The terrible fielding and pretty bad pitching by the pen may have helped the Reds lose anyway but Dusty helped turn a 4 run lead into a 1 run lead that the Reds were unable to sustain.

WY
Guest
WY

I don’t think he had anyone ready, nor did he really have any reason to get anyone ready given that there were two outs with just one on before the Reds made two errors in succession. And it’s not like the bullpen exactly shined when given the opportunity.

chuckb
Guest
chuckb

He probably didn’t have anyone ready in the pen but he certainly should have. Arroyo was living on borrowed time, as Dave noted in his preview, and should not have been pitching to Utley for the 3rd time in such a key situation.
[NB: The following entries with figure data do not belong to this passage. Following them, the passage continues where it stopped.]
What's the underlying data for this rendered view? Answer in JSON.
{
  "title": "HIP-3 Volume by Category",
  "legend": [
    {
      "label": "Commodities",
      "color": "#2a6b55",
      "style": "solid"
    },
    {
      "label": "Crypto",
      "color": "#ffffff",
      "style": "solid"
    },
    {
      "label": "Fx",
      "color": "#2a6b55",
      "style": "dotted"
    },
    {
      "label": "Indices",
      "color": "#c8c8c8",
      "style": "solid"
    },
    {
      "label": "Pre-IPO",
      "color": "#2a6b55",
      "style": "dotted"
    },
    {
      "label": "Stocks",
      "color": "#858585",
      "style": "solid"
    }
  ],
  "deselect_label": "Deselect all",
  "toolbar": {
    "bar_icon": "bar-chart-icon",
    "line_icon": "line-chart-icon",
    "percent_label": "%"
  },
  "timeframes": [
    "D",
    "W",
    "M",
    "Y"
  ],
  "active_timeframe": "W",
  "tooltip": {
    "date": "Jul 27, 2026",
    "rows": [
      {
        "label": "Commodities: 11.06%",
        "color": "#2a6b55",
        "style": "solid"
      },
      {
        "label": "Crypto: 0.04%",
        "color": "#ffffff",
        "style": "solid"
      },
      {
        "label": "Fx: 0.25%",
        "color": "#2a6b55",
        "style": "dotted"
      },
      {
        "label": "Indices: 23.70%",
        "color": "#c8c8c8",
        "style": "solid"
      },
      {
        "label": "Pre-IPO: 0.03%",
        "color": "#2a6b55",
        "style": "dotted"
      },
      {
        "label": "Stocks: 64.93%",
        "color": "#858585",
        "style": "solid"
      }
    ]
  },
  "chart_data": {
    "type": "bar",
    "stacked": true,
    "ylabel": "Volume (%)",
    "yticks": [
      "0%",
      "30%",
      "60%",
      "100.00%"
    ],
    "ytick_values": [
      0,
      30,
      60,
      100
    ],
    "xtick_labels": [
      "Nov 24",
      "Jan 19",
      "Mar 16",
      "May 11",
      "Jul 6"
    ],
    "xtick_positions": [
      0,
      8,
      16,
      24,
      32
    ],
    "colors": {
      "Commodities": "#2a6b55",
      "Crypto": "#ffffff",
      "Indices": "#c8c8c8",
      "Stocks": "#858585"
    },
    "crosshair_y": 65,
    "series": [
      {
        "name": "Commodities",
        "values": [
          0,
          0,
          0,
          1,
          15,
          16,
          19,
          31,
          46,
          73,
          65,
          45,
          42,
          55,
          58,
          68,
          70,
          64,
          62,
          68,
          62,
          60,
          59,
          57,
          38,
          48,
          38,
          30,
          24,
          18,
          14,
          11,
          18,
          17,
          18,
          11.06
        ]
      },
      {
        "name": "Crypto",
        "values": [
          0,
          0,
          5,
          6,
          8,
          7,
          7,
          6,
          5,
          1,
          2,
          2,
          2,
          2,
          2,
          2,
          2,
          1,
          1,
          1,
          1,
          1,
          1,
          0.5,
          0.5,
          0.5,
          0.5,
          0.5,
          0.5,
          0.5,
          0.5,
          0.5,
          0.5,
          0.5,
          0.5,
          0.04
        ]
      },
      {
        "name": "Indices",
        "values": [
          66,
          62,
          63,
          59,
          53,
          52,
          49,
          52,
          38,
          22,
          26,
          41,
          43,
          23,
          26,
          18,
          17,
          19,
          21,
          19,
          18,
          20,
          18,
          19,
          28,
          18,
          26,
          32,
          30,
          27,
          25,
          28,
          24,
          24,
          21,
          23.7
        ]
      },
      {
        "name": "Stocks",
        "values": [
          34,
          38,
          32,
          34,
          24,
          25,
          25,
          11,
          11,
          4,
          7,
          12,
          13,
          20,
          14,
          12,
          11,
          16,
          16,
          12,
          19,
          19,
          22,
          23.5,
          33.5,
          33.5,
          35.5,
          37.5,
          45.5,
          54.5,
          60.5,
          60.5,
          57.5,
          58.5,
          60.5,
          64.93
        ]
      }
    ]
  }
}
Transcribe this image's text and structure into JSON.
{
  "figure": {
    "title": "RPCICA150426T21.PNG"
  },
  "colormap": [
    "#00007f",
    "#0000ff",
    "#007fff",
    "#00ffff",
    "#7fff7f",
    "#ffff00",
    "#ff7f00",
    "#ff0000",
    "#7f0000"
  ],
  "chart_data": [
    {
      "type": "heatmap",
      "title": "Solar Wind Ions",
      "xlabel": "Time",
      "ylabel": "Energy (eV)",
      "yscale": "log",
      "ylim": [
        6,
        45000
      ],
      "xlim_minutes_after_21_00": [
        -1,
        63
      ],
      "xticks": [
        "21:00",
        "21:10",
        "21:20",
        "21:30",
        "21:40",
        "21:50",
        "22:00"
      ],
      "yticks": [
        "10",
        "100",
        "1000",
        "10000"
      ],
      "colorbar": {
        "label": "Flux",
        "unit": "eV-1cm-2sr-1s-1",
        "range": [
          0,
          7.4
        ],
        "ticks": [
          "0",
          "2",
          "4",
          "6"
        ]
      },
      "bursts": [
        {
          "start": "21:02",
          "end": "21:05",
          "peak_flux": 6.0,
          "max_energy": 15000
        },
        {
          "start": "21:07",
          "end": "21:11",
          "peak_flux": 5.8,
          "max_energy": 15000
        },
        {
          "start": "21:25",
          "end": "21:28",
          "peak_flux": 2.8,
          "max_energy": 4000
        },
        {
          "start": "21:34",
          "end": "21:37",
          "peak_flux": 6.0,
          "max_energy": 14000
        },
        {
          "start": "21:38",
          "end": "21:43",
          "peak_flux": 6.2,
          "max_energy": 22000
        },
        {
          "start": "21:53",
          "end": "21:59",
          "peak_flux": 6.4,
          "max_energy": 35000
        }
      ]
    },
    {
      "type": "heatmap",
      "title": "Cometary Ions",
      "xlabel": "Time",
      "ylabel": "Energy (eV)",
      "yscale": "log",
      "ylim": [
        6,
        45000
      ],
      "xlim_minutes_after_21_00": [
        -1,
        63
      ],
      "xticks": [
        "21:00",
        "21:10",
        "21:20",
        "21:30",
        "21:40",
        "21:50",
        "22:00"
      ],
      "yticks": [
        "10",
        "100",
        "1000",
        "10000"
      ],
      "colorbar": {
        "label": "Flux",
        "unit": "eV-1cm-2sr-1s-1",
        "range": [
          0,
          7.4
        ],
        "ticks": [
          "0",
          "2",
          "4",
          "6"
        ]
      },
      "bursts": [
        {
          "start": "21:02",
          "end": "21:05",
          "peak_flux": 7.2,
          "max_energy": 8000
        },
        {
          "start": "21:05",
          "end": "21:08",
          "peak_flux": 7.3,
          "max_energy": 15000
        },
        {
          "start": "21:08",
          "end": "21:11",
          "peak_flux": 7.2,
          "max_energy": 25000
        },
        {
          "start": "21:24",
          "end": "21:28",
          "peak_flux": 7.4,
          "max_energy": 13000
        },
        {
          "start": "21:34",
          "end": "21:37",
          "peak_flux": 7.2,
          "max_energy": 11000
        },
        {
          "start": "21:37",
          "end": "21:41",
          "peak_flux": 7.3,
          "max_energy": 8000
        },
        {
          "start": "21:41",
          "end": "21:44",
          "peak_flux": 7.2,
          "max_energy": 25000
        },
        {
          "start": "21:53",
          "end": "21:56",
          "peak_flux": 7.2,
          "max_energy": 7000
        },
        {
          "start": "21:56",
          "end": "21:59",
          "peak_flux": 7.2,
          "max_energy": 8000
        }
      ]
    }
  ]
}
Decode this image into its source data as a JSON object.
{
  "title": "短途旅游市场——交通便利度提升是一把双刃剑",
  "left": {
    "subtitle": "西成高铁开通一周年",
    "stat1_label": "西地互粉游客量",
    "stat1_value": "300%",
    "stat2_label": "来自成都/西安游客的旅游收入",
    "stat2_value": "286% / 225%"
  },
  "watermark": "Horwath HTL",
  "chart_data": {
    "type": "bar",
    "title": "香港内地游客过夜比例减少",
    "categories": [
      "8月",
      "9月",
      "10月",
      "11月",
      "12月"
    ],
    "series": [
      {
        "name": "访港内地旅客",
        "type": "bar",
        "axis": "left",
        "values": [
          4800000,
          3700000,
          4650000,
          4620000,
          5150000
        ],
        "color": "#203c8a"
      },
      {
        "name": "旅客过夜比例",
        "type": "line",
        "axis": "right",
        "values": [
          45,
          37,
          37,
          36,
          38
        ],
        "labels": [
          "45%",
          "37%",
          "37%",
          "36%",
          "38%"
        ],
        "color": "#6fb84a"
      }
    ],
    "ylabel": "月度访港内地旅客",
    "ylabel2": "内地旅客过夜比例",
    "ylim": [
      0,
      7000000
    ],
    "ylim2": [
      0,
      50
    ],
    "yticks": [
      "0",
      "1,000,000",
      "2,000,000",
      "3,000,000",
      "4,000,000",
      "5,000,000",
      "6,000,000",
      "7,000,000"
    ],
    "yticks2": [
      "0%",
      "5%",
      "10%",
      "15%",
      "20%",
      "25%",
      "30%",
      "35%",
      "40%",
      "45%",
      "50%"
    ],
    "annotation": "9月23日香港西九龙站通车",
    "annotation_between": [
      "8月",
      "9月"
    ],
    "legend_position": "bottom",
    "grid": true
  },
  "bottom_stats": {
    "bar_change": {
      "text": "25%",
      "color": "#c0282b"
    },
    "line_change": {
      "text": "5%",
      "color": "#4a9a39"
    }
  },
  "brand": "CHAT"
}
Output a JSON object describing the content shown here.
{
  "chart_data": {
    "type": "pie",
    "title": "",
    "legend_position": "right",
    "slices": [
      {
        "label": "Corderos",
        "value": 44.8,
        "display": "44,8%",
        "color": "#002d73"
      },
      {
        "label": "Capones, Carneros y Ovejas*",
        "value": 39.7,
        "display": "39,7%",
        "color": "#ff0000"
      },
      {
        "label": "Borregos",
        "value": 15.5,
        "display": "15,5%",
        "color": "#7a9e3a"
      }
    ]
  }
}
As noted below, it may not have made a difference as the pen didn’t pitch particularly well and the defense also let the Reds down but those facts don’t absolve Baker of his obvious mistake.

george
Guest

wellll arroyo was a whole lot better than I’m reading here about and obv deserved a better outcome – he pitched to utley because in the prior at-bat, he made the most brilliant set of pitches that I saw, in a long, long time – just stupid. that said, it was probably time to cash in on the good fortune and go with the more likely match-ups proposed (Bray or Chapman).

DavidCEisen
Guest
DavidCEisen

Yes he struck Utley out in a great series of pitches, but Utley is one of the best hitters in baseball and he tried to pitch to him in the exact same manner as the first time. Utley was sitting on a change-up inside and got it.